Where has all the money gone that was already appropriated for the Army and Marine Corps, that they need $100 million and $60 million, respectively, to beef themselves up! Could it be that if they–and the Navy and the Air Force–read the reiterated strictures of the General Accounting Office, an agency of Congress, and spent their funds wisely, they might be able to get along on Eisenhower-size budgets?
Then of course there is the gigantic boondoggle of civil defense, which is to be rewarded for past ineffectuality with a threefold increase–from $104 million to over $312 million. But, comparatively speaking, this is all chicken feed, amounting to scarcely more than a billion. Where the real spending is to take place, in this and succeeding fiscal years, is in the race to the moon, and it was in this part of the speech that Mr. Kennedy gambled most heavily on stuntsmanship and seemed to have gained the greatest success. Yet, even here, sober second thoughts have prevailed and Mr. Kennedy may be in for a disappointment when he returns from London, Paris and Vienna.
The cost of sending three men to the moon is estimated at $40 billion. Such estimates are always low, but $40 billion is the asking price, which in this case will be found to be lower than the selling price. On this basis, Mr. Gallup conducted a poll, asking, “Would you like to see the amount spent for this purpose, or not?” The results were a landslide–and not in the direction one would expect: only 32 percent said yes, 9 percent were undecided, and 58 percent said no.

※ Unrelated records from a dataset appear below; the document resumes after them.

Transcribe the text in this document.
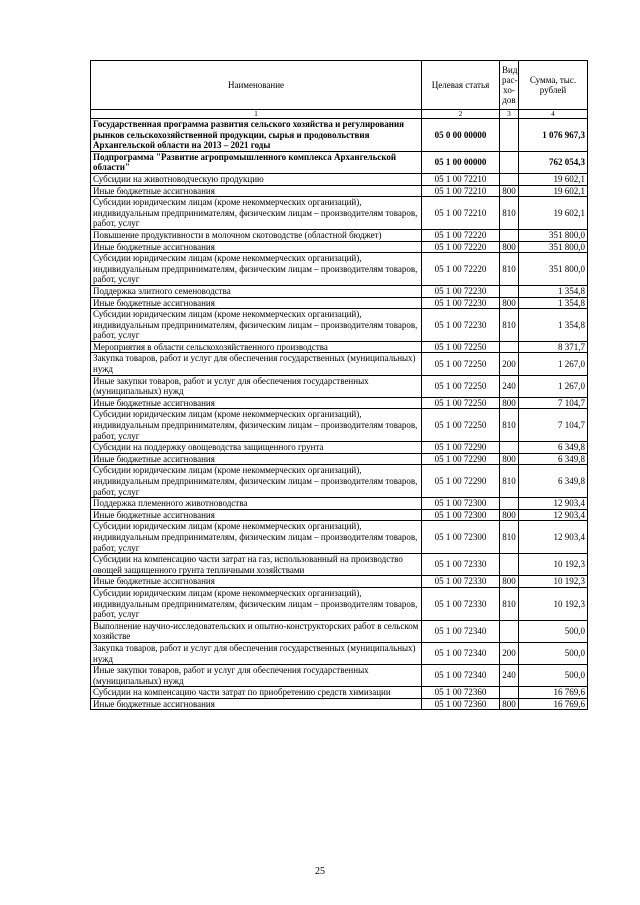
Наименование	Целевая статья	Вид рас-хо-дов	Сумма, тыс. рублей
1	2	3	4
Государственная программа развития сельского хозяйства и регулирования рынков сельскохозяйственной продукции, сырья и продовольствия Архангельской области на 2013 – 2021 годы	05 0 00 00000		1 076 967,3
Подпрограмма "Развитие агропромышленного комплекса Архангельской области"	05 1 00 00000		762 054,3
Субсидии на животноводческую продукцию	05 1 00 72210		19 602,1
Иные бюджетные ассигнования	05 1 00 72210	800	19 602,1
Субсидии юридическим лицам (кроме некоммерческих организаций), индивидуальным предпринимателям, физическим лицам – производителям товаров, работ, услуг	05 1 00 72210	810	19 602,1
Повышение продуктивности в молочном скотоводстве (областной бюджет)	05 1 00 72220		351 800,0
Иные бюджетные ассигнования	05 1 00 72220	800	351 800,0
Субсидии юридическим лицам (кроме некоммерческих организаций), индивидуальным предпринимателям, физическим лицам – производителям товаров, работ, услуг	05 1 00 72220	810	351 800,0
Поддержка элитного семеноводства	05 1 00 72230		1 354,8
Иные бюджетные ассигнования	05 1 00 72230	800	1 354,8
Субсидии юридическим лицам (кроме некоммерческих организаций), индивидуальным предпринимателям, физическим лицам – производителям товаров, работ, услуг	05 1 00 72230	810	1 354,8
Мероприятия в области сельскохозяйственного производства	05 1 00 72250		8 371,7
Закупка товаров, работ и услуг для обеспечения государственных (муниципальных) нужд	05 1 00 72250	200	1 267,0
Иные закупки товаров, работ и услуг для обеспечения государственных (муниципальных) нужд	05 1 00 72250	240	1 267,0
Иные бюджетные ассигнования	05 1 00 72250	800	7 104,7
Субсидии юридическим лицам (кроме некоммерческих организаций), индивидуальным предпринимателям, физическим лицам – производителям товаров, работ, услуг	05 1 00 72250	810	7 104,7
Субсидии на поддержку овощеводства защищенного грунта	05 1 00 72290		6 349,8
Иные бюджетные ассигнования	05 1 00 72290	800	6 349,8
Субсидии юридическим лицам (кроме некоммерческих организаций), индивидуальным предпринимателям, физическим лицам – производителям товаров, работ, услуг	05 1 00 72290	810	6 349,8
Поддержка племенного животноводства	05 1 00 72300		12 903,4
Иные бюджетные ассигнования	05 1 00 72300	800	12 903,4
Субсидии юридическим лицам (кроме некоммерческих организаций), индивидуальным предпринимателям, физическим лицам – производителям товаров, работ, услуг	05 1 00 72300	810	12 903,4
Субсидии на компенсацию части затрат на газ, использованный на производство овощей защищенного грунта тепличными хозяйствами	05 1 00 72330		10 192,3
Иные бюджетные ассигнования	05 1 00 72330	800	10 192,3
Субсидии юридическим лицам (кроме некоммерческих организаций), индивидуальным предпринимателям, физическим лицам – производителям товаров, работ, услуг	05 1 00 72330	810	10 192,3
Выполнение научно-исследовательских и опытно-конструкторских работ в сельском хозяйстве	05 1 00 72340		500,0
Закупка товаров, работ и услуг для обеспечения государственных (муниципальных) нужд	05 1 00 72340	200	500,0
Иные закупки товаров, работ и услуг для обеспечения государственных (муниципальных) нужд	05 1 00 72340	240	500,0
Субсидии на компенсацию части затрат по приобретению средств химизации	05 1 00 72360		16 769,6
Иные бюджетные ассигнования	05 1 00 72360	800	16 769,6
25
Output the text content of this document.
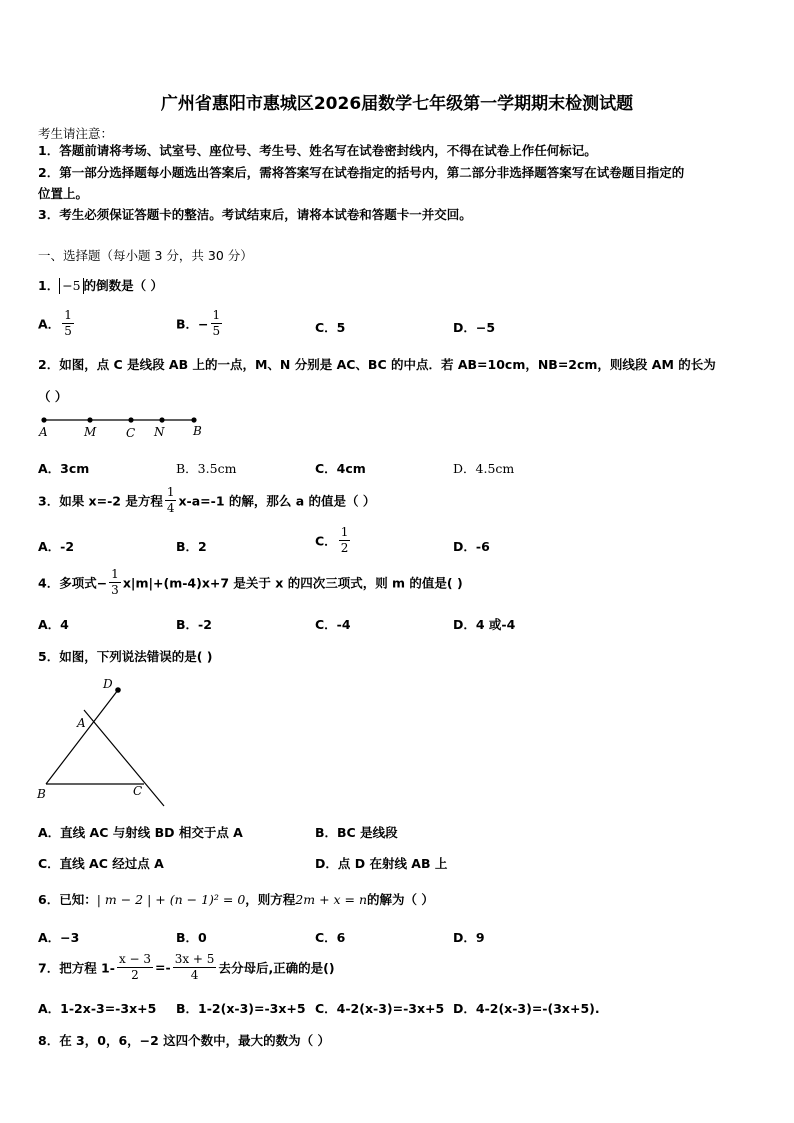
广州省惠阳市惠城区2026届数学七年级第一学期期末检测试题
考生请注意：
1．答题前请将考场、试室号、座位号、考生号、姓名写在试卷密封线内，不得在试卷上作任何标记。
2．第一部分选择题每小题选出答案后，需将答案写在试卷指定的括号内，第二部分非选择题答案写在试卷题目指定的
位置上。
3．考生必须保证答题卡的整洁。考试结束后，请将本试卷和答题卡一并交回。
一、选择题（每小题 3 分，共 30 分）
1． −5 的倒数是（ ）
A． $\frac{1}{5}$	B．− $\frac{1}{5}$	C．5	D．−5
2．如图，点 C 是线段 AB 上的一点，M、N 分别是 AC、BC 的中点．若 AB=10cm，NB=2cm，则线段 AM 的长为
（ ）
A	M C N B
A．3cm	B．3.5cm	C．4cm	D．4.5cm
3．如果 x=-2 是方程 $\frac{1}{4} x-a=-1$ 的解，那么 a 的值是（ ）
A．-2	B．2	C． $\frac{1}{2}$	D．-6
4．多项式− $\frac{1}{3} x|m|+(m-4)x+7$ 是关于 x 的四次三项式，则 m 的值是( )
A．4	B．-2	C．-4	D．4 或-4
5．如图，下列说法错误的是( )
D
A
B	C
A．直线 AC 与射线 BD 相交于点 A	B．BC 是线段
C．直线 AC 经过点 A	D．点 D 在射线 AB 上
6．已知：| m − 2 | + (n − 1)² = 0，则方程2m + x = n的解为（ ）
A．−3	B．0	C．6	D．9
7．把方程 $1- \frac{x - 3}{2} =- \frac{3x + 5}{4}$ 去分母后,正确的是()
A．1-2x-3=-3x+5 B．1-2(x-3)=-3x+5 C．4-2(x-3)=-3x+5 D．4-2(x-3)=-(3x+5).
8．在 3，0，6，−2 这四个数中，最大的数为（ ）
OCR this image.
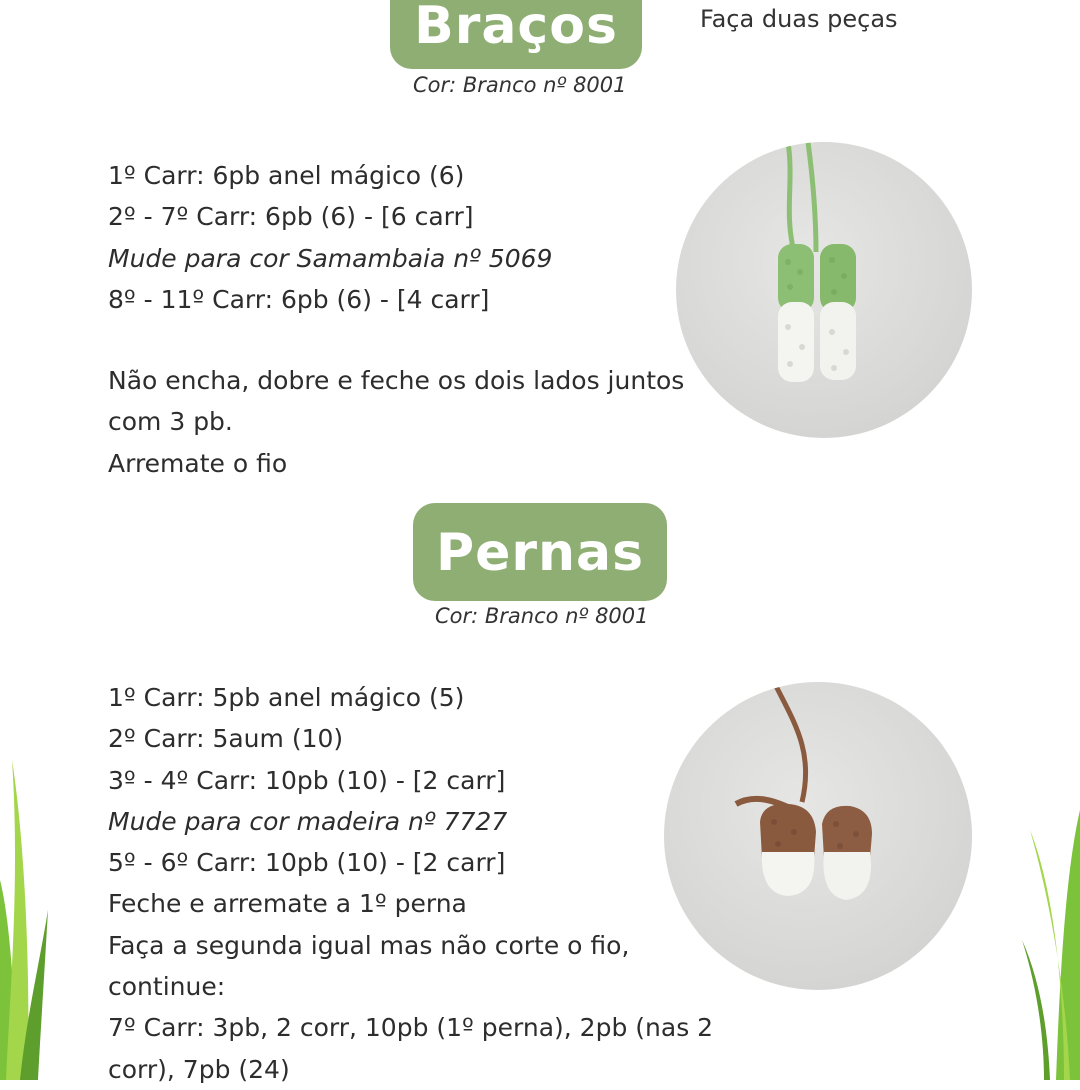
Braços	Faça duas peças
Cor: Branco nº 8001
1º Carr: 6pb anel mágico (6)
2º - 7º Carr: 6pb (6) - [6 carr]
Mude para cor Samambaia nº 5069
8º - 11º Carr: 6pb (6) - [4 carr]
Não encha, dobre e feche os dois lados juntos
com 3 pb.
Arremate o fio
Pernas
Cor: Branco nº 8001
1º Carr: 5pb anel mágico (5)
2º Carr: 5aum (10)
3º - 4º Carr: 10pb (10) - [2 carr]
Mude para cor madeira nº 7727
5º - 6º Carr: 10pb (10) - [2 carr]
Feche e arremate a 1º perna
Faça a segunda igual mas não corte o fio,
continue:
7º Carr: 3pb, 2 corr, 10pb (1º perna), 2pb (nas 2
corr), 7pb (24)
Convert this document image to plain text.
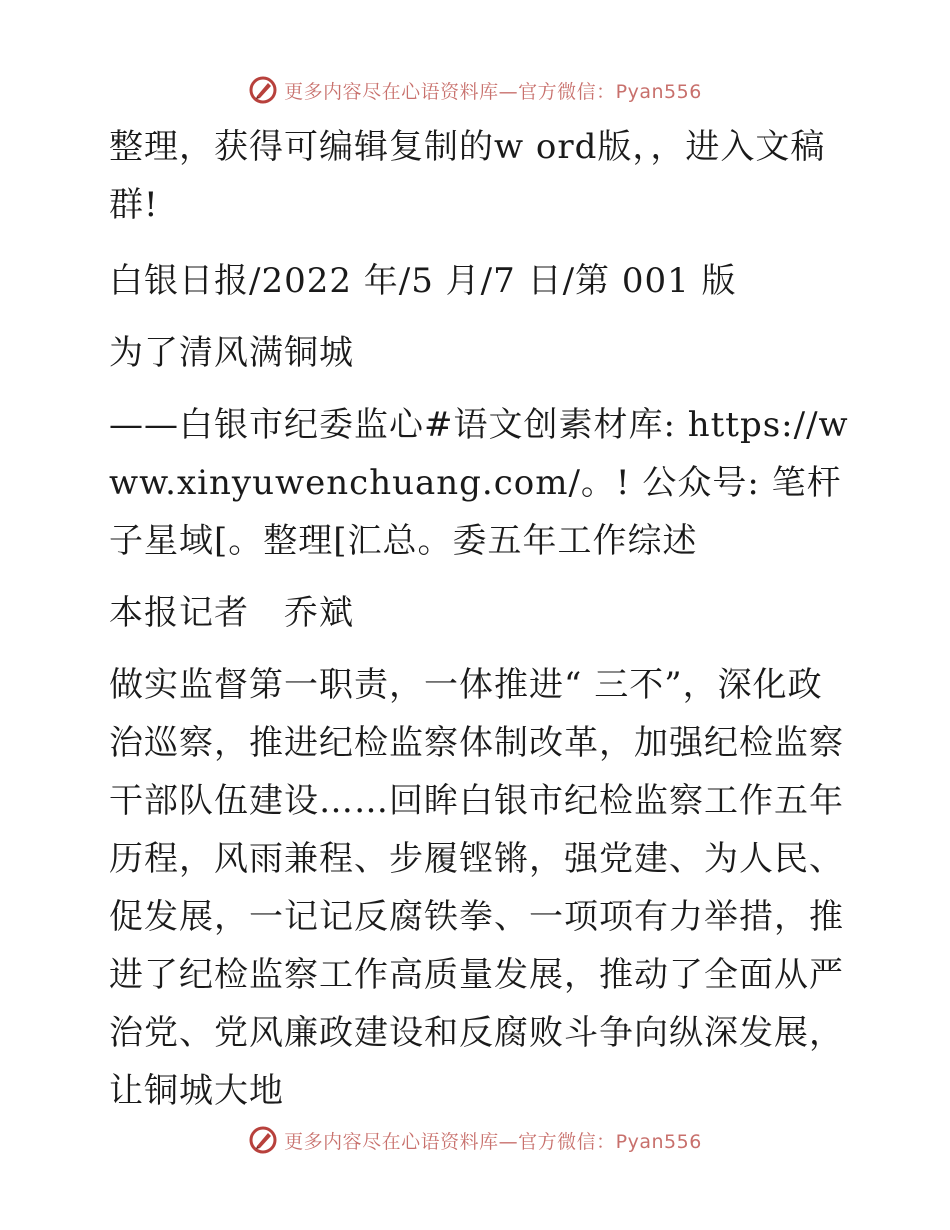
更多内容尽在心语资料库—官方微信：Pyan556

整理，获得可编辑复制的w ord版，，进入文稿群!

白银日报/2022 年/5 月/7 日/第 001 版

为了清风满铜城

——白银市纪委监心#语文创素材库: https://www.xinyuwenchuang.com/。! 公众号: 笔杆子星域[。整理[汇总。委五年工作综述

本报记者　乔斌

做实监督第一职责，一体推进“ 三不”，深化政治巡察，推进纪检监察体制改革，加强纪检监察干部队伍建设……回眸白银市纪检监察工作五年历程，风雨兼程、步履铿锵，强党建、为人民、促发展，一记记反腐铁拳、一项项有力举措，推进了纪检监察工作高质量发展，推动了全面从严治党、党风廉政建设和反腐败斗争向纵深发展，让铜城大地

更多内容尽在心语资料库—官方微信：Pyan556
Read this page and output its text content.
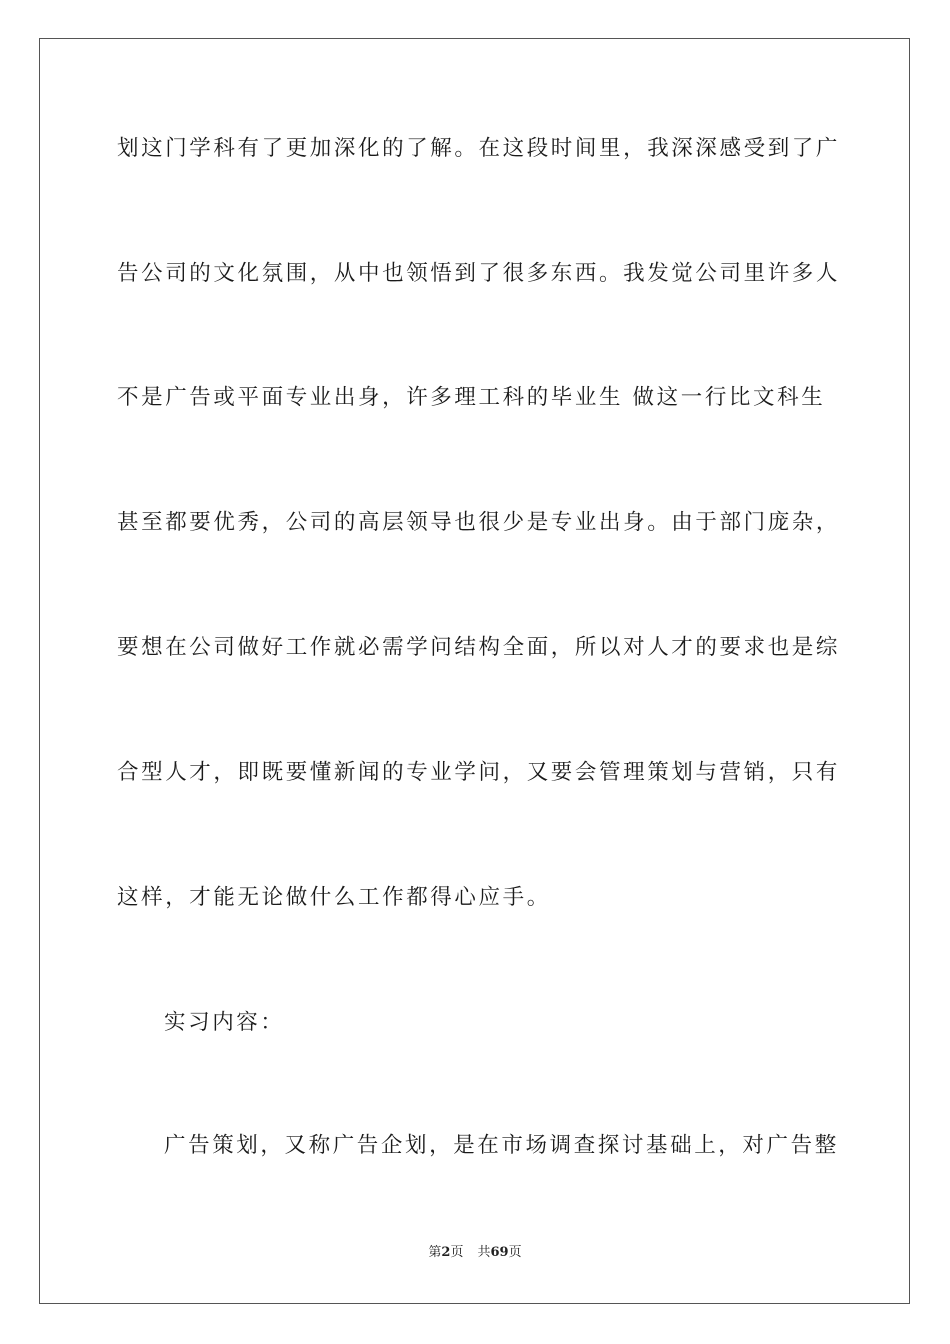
划这门学科有了更加深化的了解。在这段时间里，我深深感受到了广
告公司的文化氛围，从中也领悟到了很多东西。我发觉公司里许多人
不是广告或平面专业出身，许多理工科的毕业生 做这一行比文科生
甚至都要优秀，公司的高层领导也很少是专业出身。由于部门庞杂，
要想在公司做好工作就必需学问结构全面，所以对人才的要求也是综
合型人才，即既要懂新闻的专业学问，又要会管理策划与营销，只有
这样，才能无论做什么工作都得心应手。
实习内容：
广告策划，又称广告企划，是在市场调查探讨基础上，对广告整
第2页 共69页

Mr. Kennedy has the most difficult job in the world. The most excruciating anguish is in the foreign field. Some of it is irremediable, some of our own making. Mr. Kennedy would be well advised to give long, silent consideration to American foreign policy and seek public support for a drastic correction of its course and iniquities. After the initial consternation has died away, he might find himself on the road to the place in history for which he yearns. Stuntsmanship is taking him in quite another direction.